Thursday, January 18, 2018

County-level maps show one reason opioid epidemic worsens: lack of treatment, especially medication-assisted

HIV/AIDS advocacy group amfAR offers three maps that illustrate some reasons for the worsening opioid epidemic. They show three things: the number of substance-abuse treatment facilities in each county, which facilities provide at least one medication for opioid addiction, and which provide all three kinds of available medications for opioid addiction, German Lopez reports for Vox.
mfAR maps; clicking on the images will enlarge them slightly.
The first map makes clear that there are a lot of coverage gaps, especially in rural America. It likely understates the level of addiction treatment available in some areas, since doctors can prescribe medication-assisted treatment (MAT) drugs like buprenorphine through a special waiver in their general practice, and that wouldn't show up on the first map, so they did this one:
The number of MAT facilities is markedly smaller, 41.2 percent of the 12,000-plus facilities, German reports. That's an issue, because MAT is "widely considered by experts to be the gold standard in opioid addiction care," German reports, cutting mortality rates among opioid addicts by half or more. MAT is considered so effective that President Trump's commission on the opioid crisis called for a big expansion of MAT.
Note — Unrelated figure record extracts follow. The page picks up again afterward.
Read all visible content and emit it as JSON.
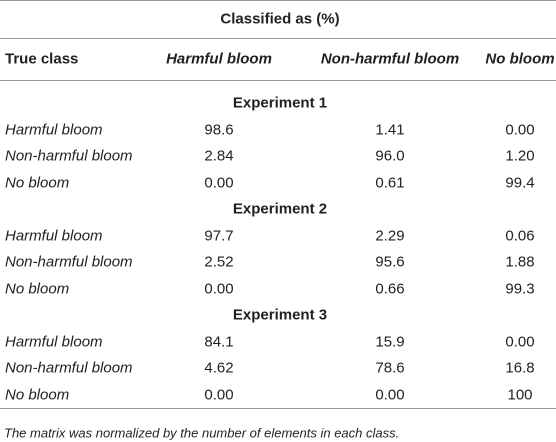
{
  "table": {
    "super_header": "Classified as (%)",
    "columns": [
      "True class",
      "Harmful bloom",
      "Non-harmful bloom",
      "No bloom"
    ],
    "sections": [
      {
        "title": "Experiment 1",
        "rows": [
          [
            "Harmful bloom",
            "98.6",
            "1.41",
            "0.00"
          ],
          [
            "Non-harmful bloom",
            "2.84",
            "96.0",
            "1.20"
          ],
          [
            "No bloom",
            "0.00",
            "0.61",
            "99.4"
          ]
        ]
      },
      {
        "title": "Experiment 2",
        "rows": [
          [
            "Harmful bloom",
            "97.7",
            "2.29",
            "0.06"
          ],
          [
            "Non-harmful bloom",
            "2.52",
            "95.6",
            "1.88"
          ],
          [
            "No bloom",
            "0.00",
            "0.66",
            "99.3"
          ]
        ]
      },
      {
        "title": "Experiment 3",
        "rows": [
          [
            "Harmful bloom",
            "84.1",
            "15.9",
            "0.00"
          ],
          [
            "Non-harmful bloom",
            "4.62",
            "78.6",
            "16.8"
          ],
          [
            "No bloom",
            "0.00",
            "0.00",
            "100"
          ]
        ]
      }
    ],
    "footnote": "The matrix was normalized by the number of elements in each class."
  }
}
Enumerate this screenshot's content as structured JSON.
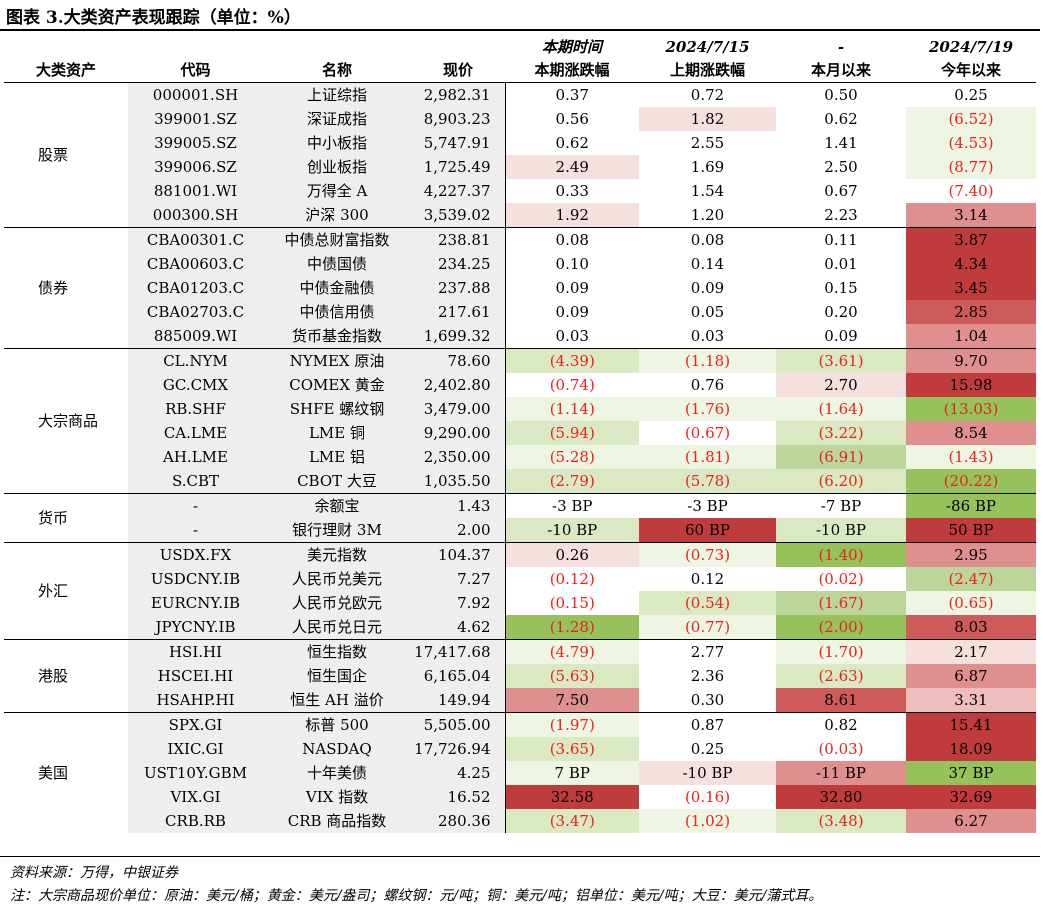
{
  "title": "图表 3.大类资产表现跟踪（单位：%）",
  "headers": {
    "top": [
      "",
      "",
      "",
      "",
      "本期时间",
      "2024/7/15",
      "-",
      "2024/7/19"
    ],
    "bottom": [
      "大类资产",
      "代码",
      "名称",
      "现价",
      "本期涨跌幅",
      "上期涨跌幅",
      "本月以来",
      "今年以来"
    ]
  },
  "groups": [
    {
      "name": "股票",
      "rows": [
        {
          "code": "000001.SH",
          "name": "上证综指",
          "price": "2,982.31",
          "v": [
            "0.37",
            "0.72",
            "0.50",
            "0.25"
          ]
        },
        {
          "code": "399001.SZ",
          "name": "深证成指",
          "price": "8,903.23",
          "v": [
            "0.56",
            "1.82",
            "0.62",
            "(6.52)"
          ]
        },
        {
          "code": "399005.SZ",
          "name": "中小板指",
          "price": "5,747.91",
          "v": [
            "0.62",
            "2.55",
            "1.41",
            "(4.53)"
          ]
        },
        {
          "code": "399006.SZ",
          "name": "创业板指",
          "price": "1,725.49",
          "v": [
            "2.49",
            "1.69",
            "2.50",
            "(8.77)"
          ]
        },
        {
          "code": "881001.WI",
          "name": "万得全 A",
          "price": "4,227.37",
          "v": [
            "0.33",
            "1.54",
            "0.67",
            "(7.40)"
          ]
        },
        {
          "code": "000300.SH",
          "name": "沪深 300",
          "price": "3,539.02",
          "v": [
            "1.92",
            "1.20",
            "2.23",
            "3.14"
          ]
        }
      ]
    },
    {
      "name": "债券",
      "rows": [
        {
          "code": "CBA00301.C",
          "name": "中债总财富指数",
          "price": "238.81",
          "v": [
            "0.08",
            "0.08",
            "0.11",
            "3.87"
          ]
        },
        {
          "code": "CBA00603.C",
          "name": "中债国债",
          "price": "234.25",
          "v": [
            "0.10",
            "0.14",
            "0.01",
            "4.34"
          ]
        },
        {
          "code": "CBA01203.C",
          "name": "中债金融债",
          "price": "237.88",
          "v": [
            "0.09",
            "0.09",
            "0.15",
            "3.45"
          ]
        },
        {
          "code": "CBA02703.C",
          "name": "中债信用债",
          "price": "217.61",
          "v": [
            "0.09",
            "0.05",
            "0.20",
            "2.85"
          ]
        },
        {
          "code": "885009.WI",
          "name": "货币基金指数",
          "price": "1,699.32",
          "v": [
            "0.03",
            "0.03",
            "0.09",
            "1.04"
          ]
        }
      ]
    },
    {
      "name": "大宗商品",
      "rows": [
        {
          "code": "CL.NYM",
          "name": "NYMEX 原油",
          "price": "78.60",
          "v": [
            "(4.39)",
            "(1.18)",
            "(3.61)",
            "9.70"
          ]
        },
        {
          "code": "GC.CMX",
          "name": "COMEX 黄金",
          "price": "2,402.80",
          "v": [
            "(0.74)",
            "0.76",
            "2.70",
            "15.98"
          ]
        },
        {
          "code": "RB.SHF",
          "name": "SHFE 螺纹钢",
          "price": "3,479.00",
          "v": [
            "(1.14)",
            "(1.76)",
            "(1.64)",
            "(13.03)"
          ]
        },
        {
          "code": "CA.LME",
          "name": "LME 铜",
          "price": "9,290.00",
          "v": [
            "(5.94)",
            "(0.67)",
            "(3.22)",
            "8.54"
          ]
        },
        {
          "code": "AH.LME",
          "name": "LME 铝",
          "price": "2,350.00",
          "v": [
            "(5.28)",
            "(1.81)",
            "(6.91)",
            "(1.43)"
          ]
        },
        {
          "code": "S.CBT",
          "name": "CBOT 大豆",
          "price": "1,035.50",
          "v": [
            "(2.79)",
            "(5.78)",
            "(6.20)",
            "(20.22)"
          ]
        }
      ]
    },
    {
      "name": "货币",
      "rows": [
        {
          "code": "-",
          "name": "余额宝",
          "price": "1.43",
          "v": [
            "-3 BP",
            "-3 BP",
            "-7 BP",
            "-86 BP"
          ]
        },
        {
          "code": "-",
          "name": "银行理财 3M",
          "price": "2.00",
          "v": [
            "-10 BP",
            "60 BP",
            "-10 BP",
            "50 BP"
          ]
        }
      ]
    },
    {
      "name": "外汇",
      "rows": [
        {
          "code": "USDX.FX",
          "name": "美元指数",
          "price": "104.37",
          "v": [
            "0.26",
            "(0.73)",
            "(1.40)",
            "2.95"
          ]
        },
        {
          "code": "USDCNY.IB",
          "name": "人民币兑美元",
          "price": "7.27",
          "v": [
            "(0.12)",
            "0.12",
            "(0.02)",
            "(2.47)"
          ]
        },
        {
          "code": "EURCNY.IB",
          "name": "人民币兑欧元",
          "price": "7.92",
          "v": [
            "(0.15)",
            "(0.54)",
            "(1.67)",
            "(0.65)"
          ]
        },
        {
          "code": "JPYCNY.IB",
          "name": "人民币兑日元",
          "price": "4.62",
          "v": [
            "(1.28)",
            "(0.77)",
            "(2.00)",
            "8.03"
          ]
        }
      ]
    },
    {
      "name": "港股",
      "rows": [
        {
          "code": "HSI.HI",
          "name": "恒生指数",
          "price": "17,417.68",
          "v": [
            "(4.79)",
            "2.77",
            "(1.70)",
            "2.17"
          ]
        },
        {
          "code": "HSCEI.HI",
          "name": "恒生国企",
          "price": "6,165.04",
          "v": [
            "(5.63)",
            "2.36",
            "(2.63)",
            "6.87"
          ]
        },
        {
          "code": "HSAHP.HI",
          "name": "恒生 AH 溢价",
          "price": "149.94",
          "v": [
            "7.50",
            "0.30",
            "8.61",
            "3.31"
          ]
        }
      ]
    },
    {
      "name": "美国",
      "rows": [
        {
          "code": "SPX.GI",
          "name": "标普 500",
          "price": "5,505.00",
          "v": [
            "(1.97)",
            "0.87",
            "0.82",
            "15.41"
          ]
        },
        {
          "code": "IXIC.GI",
          "name": "NASDAQ",
          "price": "17,726.94",
          "v": [
            "(3.65)",
            "0.25",
            "(0.03)",
            "18.09"
          ]
        },
        {
          "code": "UST10Y.GBM",
          "name": "十年美债",
          "price": "4.25",
          "v": [
            "7 BP",
            "-10 BP",
            "-11 BP",
            "37 BP"
          ]
        },
        {
          "code": "VIX.GI",
          "name": "VIX 指数",
          "price": "16.52",
          "v": [
            "32.58",
            "(0.16)",
            "32.80",
            "32.69"
          ]
        },
        {
          "code": "CRB.RB",
          "name": "CRB 商品指数",
          "price": "280.36",
          "v": [
            "(3.47)",
            "(1.02)",
            "(3.48)",
            "6.27"
          ]
        }
      ]
    }
  ],
  "colors": {
    "negative_text": "#e8211c",
    "g1": "#eff5e3",
    "g2": "#dbe9c3",
    "g3": "#bcd59a",
    "g4": "#96c25c",
    "r1": "#f6dfdf",
    "r2": "#eebebe",
    "r3": "#e08f8f",
    "r4": "#cf5a5a",
    "r5": "#c03c3c",
    "shade": "#eeeeee"
  },
  "source": "资料来源：万得，中银证券",
  "note": "注：大宗商品现价单位：原油：美元/桶；黄金：美元/盎司；螺纹钢：元/吨；铜：美元/吨；铝单位：美元/吨；大豆：美元/蒲式耳。"
}
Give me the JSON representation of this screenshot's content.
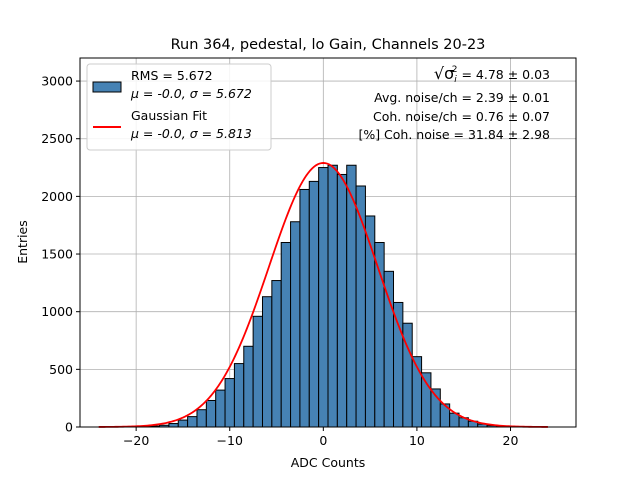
{
  "chart_data": {
    "type": "bar",
    "title": "Run 364, pedestal, lo Gain, Channels 20-23",
    "xlabel": "ADC Counts",
    "ylabel": "Entries",
    "xlim": [
      -26,
      27
    ],
    "ylim": [
      0,
      3200
    ],
    "grid": true,
    "legend_placement": "top-left",
    "x_ticks": [
      -20,
      -10,
      0,
      10,
      20
    ],
    "x_tick_labels": [
      "−20",
      "−10",
      "0",
      "10",
      "20"
    ],
    "y_ticks": [
      0,
      500,
      1000,
      1500,
      2000,
      2500,
      3000
    ],
    "y_tick_labels": [
      "0",
      "500",
      "1000",
      "1500",
      "2000",
      "2500",
      "3000"
    ],
    "histogram": {
      "name": "RMS = 5.672",
      "name_line2": "μ = -0.0, σ = 5.672",
      "bin_width": 1,
      "bin_centers": [
        -21,
        -20,
        -19,
        -18,
        -17,
        -16,
        -15,
        -14,
        -13,
        -12,
        -11,
        -10,
        -9,
        -8,
        -7,
        -6,
        -5,
        -4,
        -3,
        -2,
        -1,
        0,
        1,
        2,
        3,
        4,
        5,
        6,
        7,
        8,
        9,
        10,
        11,
        12,
        13,
        14,
        15,
        16,
        17,
        18,
        19,
        20,
        21
      ],
      "counts": [
        1,
        2,
        4,
        8,
        15,
        30,
        60,
        90,
        150,
        230,
        320,
        420,
        550,
        700,
        960,
        1130,
        1270,
        1600,
        1780,
        2060,
        2130,
        2250,
        2270,
        2190,
        2270,
        2090,
        1830,
        1600,
        1350,
        1080,
        900,
        610,
        470,
        330,
        200,
        120,
        80,
        50,
        25,
        12,
        6,
        3,
        1
      ],
      "color": "#4682b4",
      "edge_color": "#000000"
    },
    "fit": {
      "name": "Gaussian Fit",
      "name_line2": "μ = -0.0, σ = 5.813",
      "amplitude": 2290,
      "mu": -0.0,
      "sigma": 5.813,
      "x_range": [
        -24,
        24
      ],
      "color": "#ff0000"
    },
    "annotations": [
      {
        "label": "√σ",
        "sub": "i",
        "sup": "2",
        "value": " = 4.78 ± 0.03"
      },
      {
        "text": "Avg. noise/ch = 2.39 ± 0.01"
      },
      {
        "text": "Coh. noise/ch = 0.76 ± 0.07"
      },
      {
        "text": "[%] Coh. noise = 31.84 ± 2.98"
      }
    ]
  }
}
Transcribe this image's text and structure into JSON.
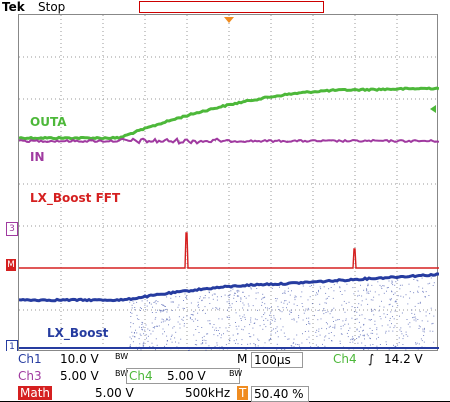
{
  "header": {
    "brand": "Tek",
    "status": "Stop"
  },
  "traces": {
    "outa": {
      "label": "OUTA",
      "color": "#4db83a"
    },
    "in": {
      "label": "IN",
      "color": "#a03aa0"
    },
    "fft": {
      "label": "LX_Boost FFT",
      "color": "#d52020"
    },
    "lx": {
      "label": "LX_Boost",
      "color": "#263ca0"
    }
  },
  "markers": {
    "ch3": "3",
    "math": "M",
    "ch1": "1"
  },
  "readout": {
    "ch1_label": "Ch1",
    "ch1_scale": "10.0 V",
    "bw1": "BW",
    "timebase_label": "M",
    "timebase": "100µs",
    "trigger_ch": "Ch4",
    "trigger_slope": "∫",
    "trigger_level": "14.2 V",
    "ch3_label": "Ch3",
    "ch3_scale": "5.00 V",
    "bw3": "BW",
    "ch4_label": "Ch4",
    "ch4_scale": "5.00 V",
    "bw4": "BW",
    "math_label": "Math",
    "math_scale": "5.00 V",
    "math_freq": "500kHz",
    "trigger_pos_icon": "T",
    "trigger_pos": "50.40 %"
  }
}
The last map shows an even smaller subset of treatment facilities: those that offer all three kinds of MAT. "The individual types of medications don’t work for everyone — nothing in addiction treatment does — so it’s important to provide multiple options," German reports.
One reason for the lack of substance-abuse treatment facilities is social stigma, but another is federal funding. "In the past few years, for example, the only new federal effort to dedicate a serious amount of money to the opioid crisis was the Cures Act, which committed $1 billion over two years," German reports. But experts say tens of billions of dollars are needed annually to deal with the opioid epidemic.

Stanford University drug-policy expert Keith Humphreys told German, "Crises in a nation of 300 million people don’t go away for $1 billion. This is the biggest public health epidemic of a generation. Maybe it’s going to be worse than AIDS. So we need to go big."